In some cases, scan results may contain sensitive information such as passwords or credit card information etc. To avoid such information to leak out, Checkmarx is providing a database query executor utility that allows users to mask such information using CLI commands as listed in this section.


  • Before running this utility, we strongly recommend to stop all CxIAST services (Access Control and CxIAST Manager) to avoid access attempts while running this application.

  • The scripts may take a long time to execute.

help (-h or --help)

This parameter displays all available options in CLI mode:

java -jar db-query-executor.jar -h

Generate an example config file (-c or --config-file)
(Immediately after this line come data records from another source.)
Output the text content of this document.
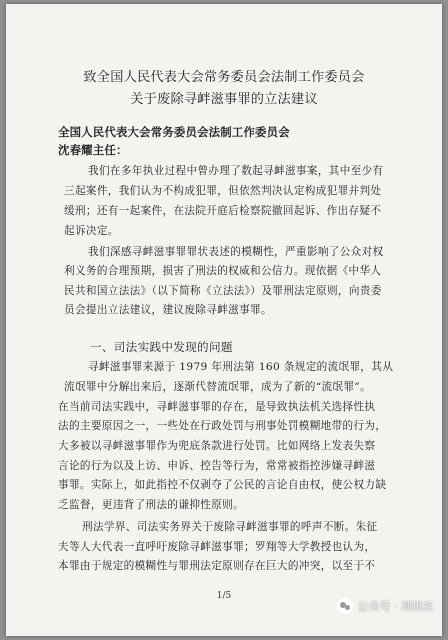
致全国人民代表大会常务委员会法制工作委员会
关于废除寻衅滋事罪的立法建议
全国人民代表大会常务委员会法制工作委员会
沈春耀主任：
我们在多年执业过程中曾办理了数起寻衅滋事案，其中至少有
三起案件，我们认为不构成犯罪，但依然判决认定构成犯罪并判处
缓刑；还有一起案件，在法院开庭后检察院撤回起诉、作出存疑不
起诉决定。
我们深感寻衅滋事罪罪状表述的模糊性，严重影响了公众对权
利义务的合理预期，损害了刑法的权威和公信力。现依据《中华人
民共和国立法法》（以下简称《立法法》）及罪刑法定原则，向贵委
员会提出立法建议，建议废除寻衅滋事罪。
一、司法实践中发现的问题
寻衅滋事罪来源于 1979 年刑法第 160 条规定的流氓罪，其从
流氓罪中分解出来后，逐渐代替流氓罪，成为了新的“流氓罪”。
在当前司法实践中，寻衅滋事罪的存在，是导致执法机关选择性执
法的主要原因之一，一些处在行政处罚与刑事处罚模糊地带的行为，
大多被以寻衅滋事罪作为兜底条款进行处罚。比如网络上发表失察
言论的行为以及上访、申诉、控告等行为，常常被指控涉嫌寻衅滋
事罪。实际上，如此指控不仅剥夺了公民的言论自由权，使公权力缺
乏监督，更违背了刑法的谦抑性原则。
刑法学界、司法实务界关于废除寻衅滋事罪的呼声不断。朱征
夫等人大代表一直呼吁废除寻衅滋事罪；罗翔等大学教授也认为，
本罪由于规定的模糊性与罪刑法定原则存在巨大的冲突，以至于不
1/5
公众号 · 刑讯社
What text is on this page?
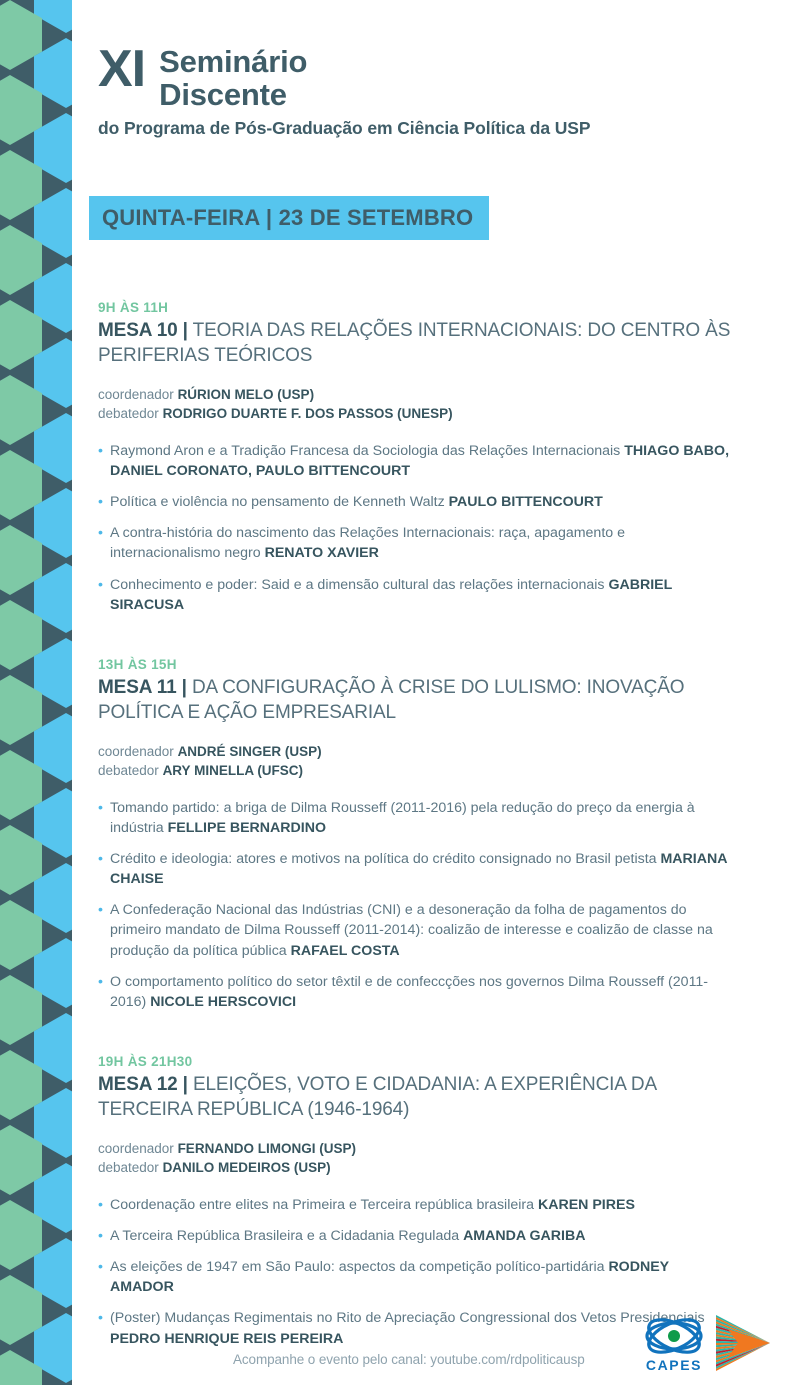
XI Seminário
Discente
do Programa de Pós-Graduação em Ciência Política da USP
QUINTA-FEIRA | 23 DE SETEMBRO
9H ÀS 11H
MESA 10 | TEORIA DAS RELAÇÕES INTERNACIONAIS: DO CENTRO ÀS PERIFERIAS TEÓRICOS
coordenador RÚRION MELO (USP)
debatedor RODRIGO DUARTE F. DOS PASSOS (UNESP)
• Raymond Aron e a Tradição Francesa da Sociologia das Relações Internacionais THIAGO BABO, DANIEL CORONATO, PAULO BITTENCOURT
• Política e violência no pensamento de Kenneth Waltz PAULO BITTENCOURT
• A contra-história do nascimento das Relações Internacionais: raça, apagamento e internacionalismo negro RENATO XAVIER
• Conhecimento e poder: Said e a dimensão cultural das relações internacionais GABRIEL SIRACUSA
13H ÀS 15H
MESA 11 | DA CONFIGURAÇÃO À CRISE DO LULISMO: INOVAÇÃO POLÍTICA E AÇÃO EMPRESARIAL
coordenador ANDRÉ SINGER (USP)
debatedor ARY MINELLA (UFSC)
• Tomando partido: a briga de Dilma Rousseff (2011-2016) pela redução do preço da energia à indústria FELLIPE BERNARDINO
• Crédito e ideologia: atores e motivos na política do crédito consignado no Brasil petista MARIANA CHAISE
• A Confederação Nacional das Indústrias (CNI) e a desoneração da folha de pagamentos do primeiro mandato de Dilma Rousseff (2011-2014): coalizão de interesse e coalizão de classe na produção da política pública RAFAEL COSTA
• O comportamento político do setor têxtil e de confeccções nos governos Dilma Rousseff (2011-2016) NICOLE HERSCOVICI
19H ÀS 21H30
MESA 12 | ELEIÇÕES, VOTO E CIDADANIA: A EXPERIÊNCIA DA TERCEIRA REPÚBLICA (1946-1964)
coordenador FERNANDO LIMONGI (USP)
debatedor DANILO MEDEIROS (USP)
• Coordenação entre elites na Primeira e Terceira república brasileira KAREN PIRES
• A Terceira República Brasileira e a Cidadania Regulada AMANDA GARIBA
• As eleições de 1947 em São Paulo: aspectos da competição político-partidária RODNEY AMADOR
• (Poster) Mudanças Regimentais no Rito de Apreciação Congressional dos Vetos Presidenciais PEDRO HENRIQUE REIS PEREIRA
Acompanhe o evento pelo canal: youtube.com/rdpoliticausp	CAPES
This parameter creates a config properties file with all the required parameters:

java -jar db-query-executor.jar -c <output_file_name>

Run scripts (-f or --file)

To execute this application, you have to declare all the parameters in a config property file:

  • The JDBC's connection string

  • The scripts to be executed

java -jar db-query-executor.jar -f <properties_file_path>

Check the required properties below:

  • conn (string) - JDBC connection string - refer to Building the connection URL - JDBC Driver for SQL Server for additional information;

    Example: jdbc:sqlserver://localhost\SQLEXPRESS:1403;username=USER;password=PASSWD;databaseName=MY_DATABASE

  • scripts.passwords (boolean) - a flag to define, if the password script should be executed

  • (boolean) - a flag to define, if the credit card script should be executed

At least one of these scripts should be defined as true.

As mentioned previously, it is possible to use the config file generator (-c or --config-file parameter) to generate the required property file.